Under a fine and cold rain, the demonstrators already on the spot were for some draped in Corsican flags.

The leading banner of the procession had not yet been deployed.

Just before the start of the demonstration, Bastia prosecutor Arnaud Viornery clarified that "about 300 Molotov cocktails were discovered in a public space" in the city.

This demonstration was initiated by nationalist student unions, joined by all the nationalist parties on the island, as for the rally in Corte last Sunday, which brought together 4,200 people according to the authorities, 15,000 according to the organizers.

"We came for what is happening in Corsica, the French state which denies the Corsican people, for the release of all Corsican prisoners", explained to AFP Marité Costa, 58, already present in Corte last Sunday. : "We say 'Young people are thugs', but they're not thugs, they fight, it's thanks to them that things have moved, because Macron, he doesn't care , even one month before the elections.

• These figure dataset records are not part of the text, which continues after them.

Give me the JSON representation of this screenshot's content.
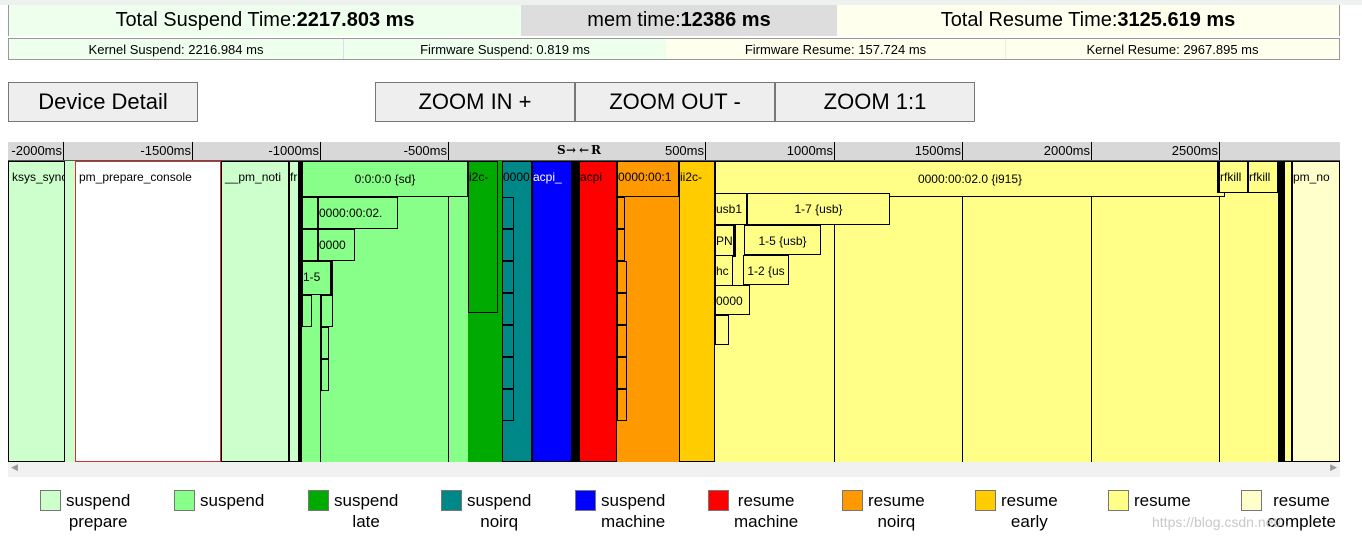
{
  "summary": {
    "total_suspend_label": "Total Suspend Time: ",
    "total_suspend_value": "2217.803 ms",
    "mem_label": "mem time: ",
    "mem_value": "12386 ms",
    "total_resume_label": "Total Resume Time: ",
    "total_resume_value": "3125.619 ms",
    "kernel_suspend": "Kernel Suspend: 2216.984 ms",
    "firmware_suspend": "Firmware Suspend: 0.819 ms",
    "firmware_resume": "Firmware Resume: 157.724 ms",
    "kernel_resume": "Kernel Resume: 2967.895 ms"
  },
  "buttons": {
    "device_detail": "Device Detail",
    "zoom_in": "ZOOM IN +",
    "zoom_out": "ZOOM OUT -",
    "zoom_reset": "ZOOM 1:1"
  },
  "timeline": {
    "ticks": [
      "-2000ms",
      "-1500ms",
      "-1000ms",
      "-500ms",
      "500ms",
      "1000ms",
      "1500ms",
      "2000ms",
      "2500ms"
    ],
    "suspend_marker": "S",
    "resume_marker": "R",
    "devices": {
      "ksys_sync": "ksys_sync",
      "pm_prepare_console": "pm_prepare_console",
      "pm_notifier": "__pm_noti",
      "freeze": "fr",
      "sd": "0:0:0:0 {sd}",
      "sd_child": "0000:00:02.",
      "sd_child2": "0000",
      "usb_1_5_s": "1-5",
      "i2c_s": "i2c-",
      "pci_noirq": "0000",
      "acpi_s": "acpi_",
      "acpi_r": "acpi",
      "pci_r_noirq": "0000:00:1",
      "i2c_r": "ii2c-",
      "i915": "0000:00:02.0 {i915}",
      "usb1": "usb1",
      "usb_1_7": "1-7 {usb}",
      "pn": "PN",
      "usb_1_5": "1-5 {usb}",
      "hc": "hc",
      "usb_1_2": "1-2 {us",
      "r_0000": "0000",
      "rfkill1": "rfkill",
      "rfkill2": "rfkill",
      "pm_notifier_r": "pm_no"
    }
  },
  "legend": [
    {
      "label": "suspend\nprepare",
      "color": "#ccffcc"
    },
    {
      "label": "suspend",
      "color": "#88ff88"
    },
    {
      "label": "suspend\nlate",
      "color": "#00aa00"
    },
    {
      "label": "suspend\nnoirq",
      "color": "#008888"
    },
    {
      "label": "suspend\nmachine",
      "color": "#0000ff"
    },
    {
      "label": "resume\nmachine",
      "color": "#ff0000"
    },
    {
      "label": "resume\nnoirq",
      "color": "#ff9900"
    },
    {
      "label": "resume\nearly",
      "color": "#ffcc00"
    },
    {
      "label": "resume",
      "color": "#ffff88"
    },
    {
      "label": "resume\ncomplete",
      "color": "#ffffcc"
    }
  ],
  "watermark": "https://blog.csdn.net/..."
}
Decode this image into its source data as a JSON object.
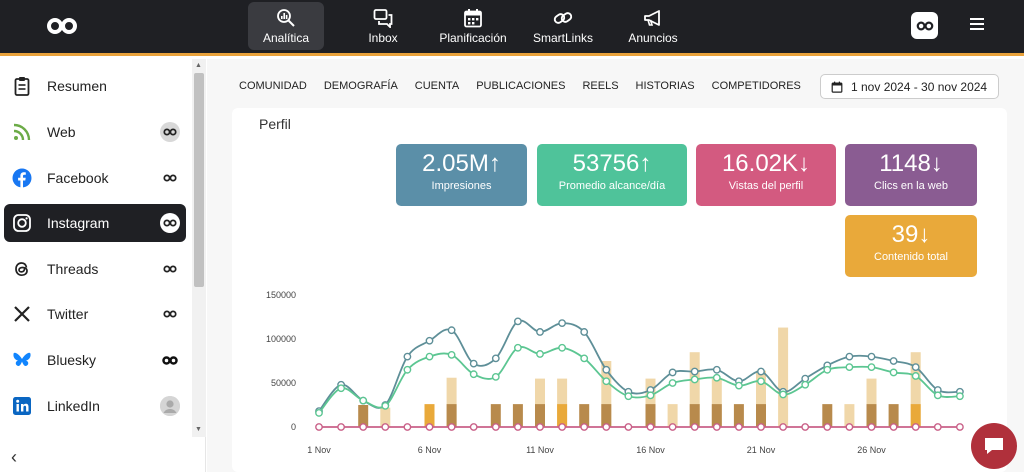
{
  "topnav": {
    "items": [
      {
        "label": "Analítica",
        "icon": "analytics-icon",
        "active": true
      },
      {
        "label": "Inbox",
        "icon": "chat-bubbles-icon"
      },
      {
        "label": "Planificación",
        "icon": "calendar-icon"
      },
      {
        "label": "SmartLinks",
        "icon": "link-icon"
      },
      {
        "label": "Anuncios",
        "icon": "megaphone-icon"
      }
    ]
  },
  "sidebar": {
    "items": [
      {
        "label": "Resumen",
        "icon": "clipboard-icon"
      },
      {
        "label": "Web",
        "icon": "rss-icon"
      },
      {
        "label": "Facebook",
        "icon": "facebook-icon"
      },
      {
        "label": "Instagram",
        "icon": "instagram-icon",
        "active": true
      },
      {
        "label": "Threads",
        "icon": "threads-icon"
      },
      {
        "label": "Twitter",
        "icon": "x-icon"
      },
      {
        "label": "Bluesky",
        "icon": "butterfly-icon"
      },
      {
        "label": "LinkedIn",
        "icon": "linkedin-icon"
      }
    ]
  },
  "tabs": [
    "COMUNIDAD",
    "DEMOGRAFÍA",
    "CUENTA",
    "PUBLICACIONES",
    "REELS",
    "HISTORIAS",
    "COMPETIDORES"
  ],
  "date_range": "1 nov 2024 - 30 nov 2024",
  "section_title": "Perfil",
  "kpis": [
    {
      "value": "2.05M",
      "arrow": "↑",
      "label": "Impresiones",
      "color": "#5b8fa8"
    },
    {
      "value": "53756",
      "arrow": "↑",
      "label": "Promedio alcance/día",
      "color": "#4fc39a"
    },
    {
      "value": "16.02K",
      "arrow": "↓",
      "label": "Vistas del perfil",
      "color": "#d35a80"
    },
    {
      "value": "1148",
      "arrow": "↓",
      "label": "Clics en la web",
      "color": "#8a5c92"
    },
    {
      "value": "39",
      "arrow": "↓",
      "label": "Contenido total",
      "color": "#e9a93a"
    }
  ],
  "colors": {
    "topbar": "#1f2024",
    "accent": "#e9a23b",
    "line_impressions": "#5e8f98",
    "line_reach": "#5cc692",
    "line_zero": "#c96088",
    "bar_light": "#f0d7a9",
    "bar_brown": "#b88a4c",
    "bar_orange": "#e9a93a"
  },
  "chart_data": {
    "type": "line",
    "x": [
      "1 Nov",
      "2 Nov",
      "3 Nov",
      "4 Nov",
      "5 Nov",
      "6 Nov",
      "7 Nov",
      "8 Nov",
      "9 Nov",
      "10 Nov",
      "11 Nov",
      "12 Nov",
      "13 Nov",
      "14 Nov",
      "15 Nov",
      "16 Nov",
      "17 Nov",
      "18 Nov",
      "19 Nov",
      "20 Nov",
      "21 Nov",
      "22 Nov",
      "23 Nov",
      "24 Nov",
      "25 Nov",
      "26 Nov",
      "27 Nov",
      "28 Nov",
      "29 Nov",
      "30 Nov"
    ],
    "x_tick_labels": [
      "1 Nov",
      "6 Nov",
      "11 Nov",
      "16 Nov",
      "21 Nov",
      "26 Nov"
    ],
    "x_tick_index": [
      0,
      5,
      10,
      15,
      20,
      25
    ],
    "y_ticks": [
      0,
      50000,
      100000,
      150000
    ],
    "ylim": [
      0,
      150000
    ],
    "series": [
      {
        "values": [
          18000,
          48000,
          30000,
          25000,
          80000,
          98000,
          110000,
          72000,
          78000,
          120000,
          108000,
          118000,
          108000,
          65000,
          40000,
          42000,
          62000,
          63000,
          65000,
          52000,
          63000,
          40000,
          55000,
          70000,
          80000,
          80000,
          75000,
          68000,
          42000,
          40000
        ]
      },
      {
        "values": [
          16000,
          44000,
          30000,
          24000,
          65000,
          80000,
          82000,
          60000,
          57000,
          90000,
          83000,
          90000,
          78000,
          52000,
          35000,
          36000,
          50000,
          54000,
          56000,
          47000,
          52000,
          37000,
          48000,
          65000,
          68000,
          68000,
          62000,
          58000,
          36000,
          35000
        ]
      },
      {
        "values": [
          0,
          0,
          0,
          0,
          0,
          0,
          0,
          0,
          0,
          0,
          0,
          0,
          0,
          0,
          0,
          0,
          0,
          0,
          0,
          0,
          0,
          0,
          0,
          0,
          0,
          0,
          0,
          0,
          0,
          0
        ]
      }
    ],
    "bars": [
      {
        "x": 2,
        "value": 25000,
        "kind": "brown"
      },
      {
        "x": 3,
        "value": 22000,
        "kind": "light"
      },
      {
        "x": 5,
        "value": 26000,
        "kind": "orange"
      },
      {
        "x": 6,
        "value": 56000,
        "kind": "light"
      },
      {
        "x": 6,
        "value": 26000,
        "kind": "brown"
      },
      {
        "x": 8,
        "value": 26000,
        "kind": "brown"
      },
      {
        "x": 9,
        "value": 26000,
        "kind": "brown"
      },
      {
        "x": 10,
        "value": 55000,
        "kind": "light"
      },
      {
        "x": 10,
        "value": 26000,
        "kind": "brown"
      },
      {
        "x": 11,
        "value": 55000,
        "kind": "light"
      },
      {
        "x": 11,
        "value": 26000,
        "kind": "orange"
      },
      {
        "x": 12,
        "value": 26000,
        "kind": "brown"
      },
      {
        "x": 13,
        "value": 75000,
        "kind": "light"
      },
      {
        "x": 13,
        "value": 26000,
        "kind": "brown"
      },
      {
        "x": 15,
        "value": 55000,
        "kind": "light"
      },
      {
        "x": 15,
        "value": 26000,
        "kind": "brown"
      },
      {
        "x": 16,
        "value": 26000,
        "kind": "light"
      },
      {
        "x": 17,
        "value": 85000,
        "kind": "light"
      },
      {
        "x": 17,
        "value": 26000,
        "kind": "brown"
      },
      {
        "x": 18,
        "value": 55000,
        "kind": "light"
      },
      {
        "x": 18,
        "value": 26000,
        "kind": "brown"
      },
      {
        "x": 19,
        "value": 26000,
        "kind": "brown"
      },
      {
        "x": 20,
        "value": 64000,
        "kind": "light"
      },
      {
        "x": 20,
        "value": 26000,
        "kind": "brown"
      },
      {
        "x": 21,
        "value": 113000,
        "kind": "light"
      },
      {
        "x": 23,
        "value": 26000,
        "kind": "brown"
      },
      {
        "x": 24,
        "value": 26000,
        "kind": "light"
      },
      {
        "x": 25,
        "value": 55000,
        "kind": "light"
      },
      {
        "x": 25,
        "value": 26000,
        "kind": "brown"
      },
      {
        "x": 26,
        "value": 26000,
        "kind": "brown"
      },
      {
        "x": 27,
        "value": 85000,
        "kind": "light"
      },
      {
        "x": 27,
        "value": 26000,
        "kind": "orange"
      }
    ]
  }
}
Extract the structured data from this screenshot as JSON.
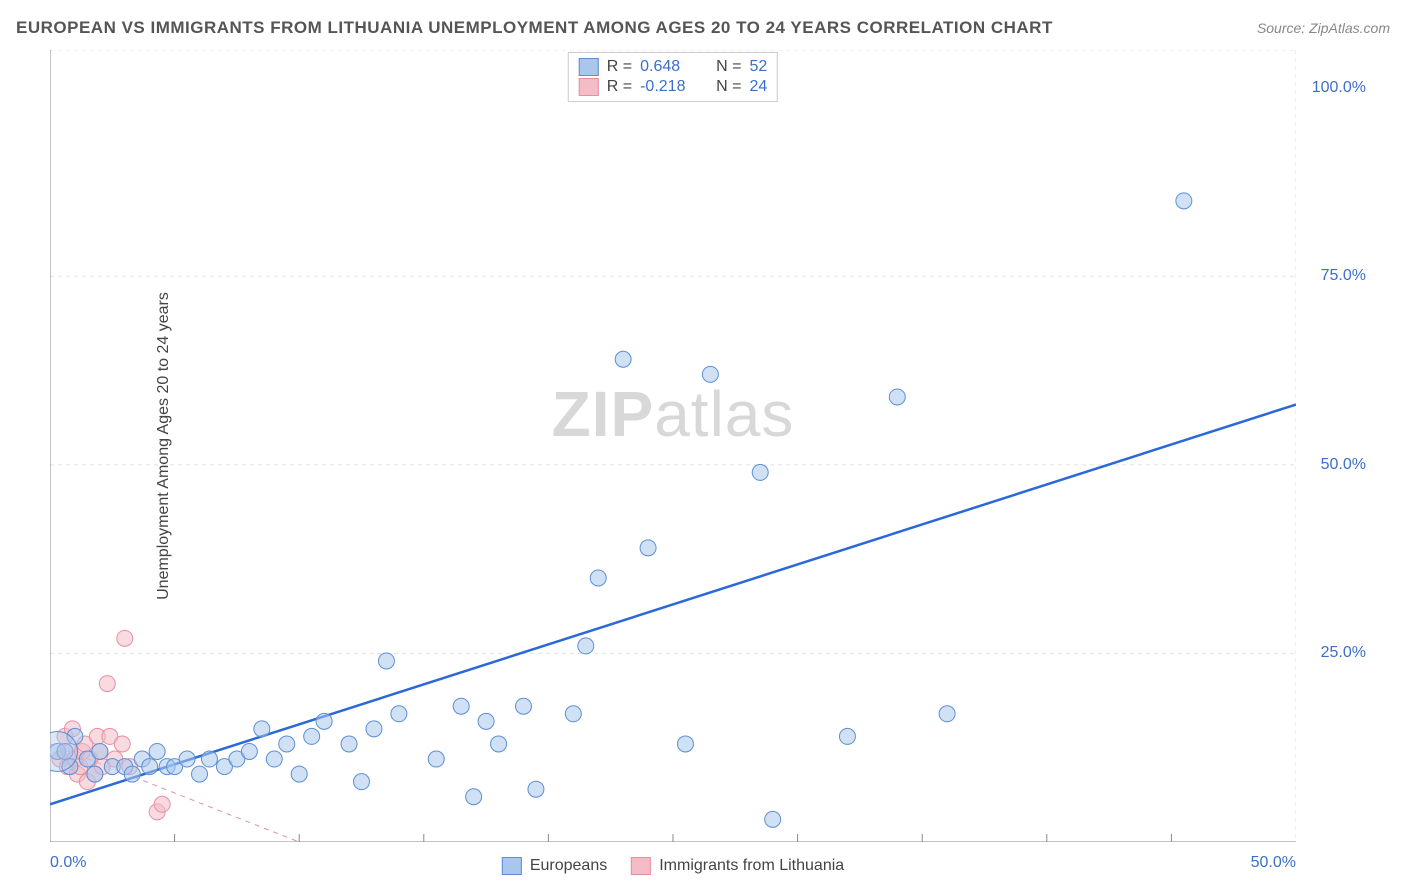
{
  "title": "EUROPEAN VS IMMIGRANTS FROM LITHUANIA UNEMPLOYMENT AMONG AGES 20 TO 24 YEARS CORRELATION CHART",
  "source": "Source: ZipAtlas.com",
  "y_axis_label": "Unemployment Among Ages 20 to 24 years",
  "watermark": {
    "bold": "ZIP",
    "rest": "atlas"
  },
  "chart": {
    "type": "scatter",
    "background_color": "#ffffff",
    "axis_color": "#888888",
    "grid_color": "#e0e0e0",
    "grid_dash": "4,4",
    "xlim": [
      0,
      50
    ],
    "ylim": [
      0,
      105
    ],
    "x_ticks": [
      0,
      50
    ],
    "x_tick_labels": [
      "0.0%",
      "50.0%"
    ],
    "y_ticks": [
      25,
      50,
      75,
      100
    ],
    "y_tick_labels": [
      "25.0%",
      "50.0%",
      "75.0%",
      "100.0%"
    ],
    "y_gridlines": [
      25,
      50,
      75,
      105
    ],
    "x_minor_ticks": [
      5,
      10,
      15,
      20,
      25,
      30,
      35,
      40,
      45
    ],
    "tick_label_color": "#3b6fc8",
    "tick_label_fontsize": 16
  },
  "series": {
    "europeans": {
      "label": "Europeans",
      "color_fill": "#a9c6ec",
      "color_stroke": "#5b8fd6",
      "fill_opacity": 0.55,
      "marker_r": 8,
      "R": "0.648",
      "N": "52",
      "regression": {
        "x1": 0,
        "y1": 5,
        "x2": 50,
        "y2": 58,
        "stroke": "#2b68d8",
        "width": 2.5
      },
      "points": [
        [
          0.3,
          12
        ],
        [
          0.6,
          12
        ],
        [
          0.8,
          10
        ],
        [
          1.0,
          14
        ],
        [
          1.5,
          11
        ],
        [
          1.8,
          9
        ],
        [
          2.0,
          12
        ],
        [
          2.5,
          10
        ],
        [
          3.0,
          10
        ],
        [
          3.3,
          9
        ],
        [
          3.7,
          11
        ],
        [
          4.0,
          10
        ],
        [
          4.3,
          12
        ],
        [
          4.7,
          10
        ],
        [
          5.0,
          10
        ],
        [
          5.5,
          11
        ],
        [
          6.0,
          9
        ],
        [
          6.4,
          11
        ],
        [
          7.0,
          10
        ],
        [
          7.5,
          11
        ],
        [
          8.0,
          12
        ],
        [
          8.5,
          15
        ],
        [
          9.0,
          11
        ],
        [
          9.5,
          13
        ],
        [
          10.0,
          9
        ],
        [
          10.5,
          14
        ],
        [
          11.0,
          16
        ],
        [
          12.0,
          13
        ],
        [
          12.5,
          8
        ],
        [
          13.0,
          15
        ],
        [
          13.5,
          24
        ],
        [
          14.0,
          17
        ],
        [
          15.5,
          11
        ],
        [
          16.5,
          18
        ],
        [
          17.0,
          6
        ],
        [
          17.5,
          16
        ],
        [
          18.0,
          13
        ],
        [
          19.0,
          18
        ],
        [
          19.5,
          7
        ],
        [
          21.0,
          17
        ],
        [
          21.5,
          26
        ],
        [
          22.0,
          35
        ],
        [
          23.0,
          64
        ],
        [
          24.0,
          39
        ],
        [
          25.5,
          13
        ],
        [
          26.5,
          62
        ],
        [
          28.5,
          49
        ],
        [
          29.0,
          3
        ],
        [
          32.0,
          14
        ],
        [
          34.0,
          59
        ],
        [
          36.0,
          17
        ],
        [
          45.5,
          85
        ]
      ],
      "large_point": {
        "x": 0.3,
        "y": 12,
        "r": 20
      }
    },
    "lithuania": {
      "label": "Immigrants from Lithuania",
      "color_fill": "#f4bcc7",
      "color_stroke": "#e78fa2",
      "fill_opacity": 0.55,
      "marker_r": 8,
      "R": "-0.218",
      "N": "24",
      "regression": {
        "x1": 0,
        "y1": 13,
        "x2": 10,
        "y2": 0,
        "stroke": "#e78fa2",
        "width": 1,
        "dash": "5,5"
      },
      "points": [
        [
          0.4,
          11
        ],
        [
          0.6,
          14
        ],
        [
          0.7,
          10
        ],
        [
          0.8,
          12
        ],
        [
          0.9,
          15
        ],
        [
          1.0,
          11
        ],
        [
          1.1,
          9
        ],
        [
          1.2,
          10
        ],
        [
          1.3,
          12
        ],
        [
          1.4,
          13
        ],
        [
          1.5,
          8
        ],
        [
          1.6,
          11
        ],
        [
          1.8,
          9
        ],
        [
          1.9,
          14
        ],
        [
          2.0,
          12
        ],
        [
          2.1,
          10
        ],
        [
          2.3,
          21
        ],
        [
          2.4,
          14
        ],
        [
          2.6,
          11
        ],
        [
          2.9,
          13
        ],
        [
          3.0,
          27
        ],
        [
          3.2,
          10
        ],
        [
          4.3,
          4
        ],
        [
          4.5,
          5
        ]
      ]
    }
  },
  "legend_top_label_r": "R =",
  "legend_top_label_n": "N ="
}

Strong tensions in Corsica

The day after the attack on Yvan Colonna at the central house in Arles, in the Bouches-du-Rhône, on March 2, rallies took place all over the island, against a background of questions about the conditions of this attack targeting this Corsican independence activist who had long demanded his reconciliation in a prison on the island.

This week, the violence intensified with in particular the intrusion of fifteen demonstrators on Wednesday evening into the courthouse in Ajaccio, which they ransacked and tried to set on fire.

On Friday, Prime Minister Jean Castex tried to calm the situation by announcing the lifting of the status of "particularly guarded detainee" (DPS) of Pierre Alessandri and Alain Ferrandi, two other members of the "Érignac commando" still detained on the continent.

It is this status that blocked the rapprochement of the three men in a Corsican prison.

But this gesture, after the lifting of the DPS status of Yvan Colonna on Tuesday, received as a provocation in Corsica, the man being today between life and death, did not lower the tension in the Isle.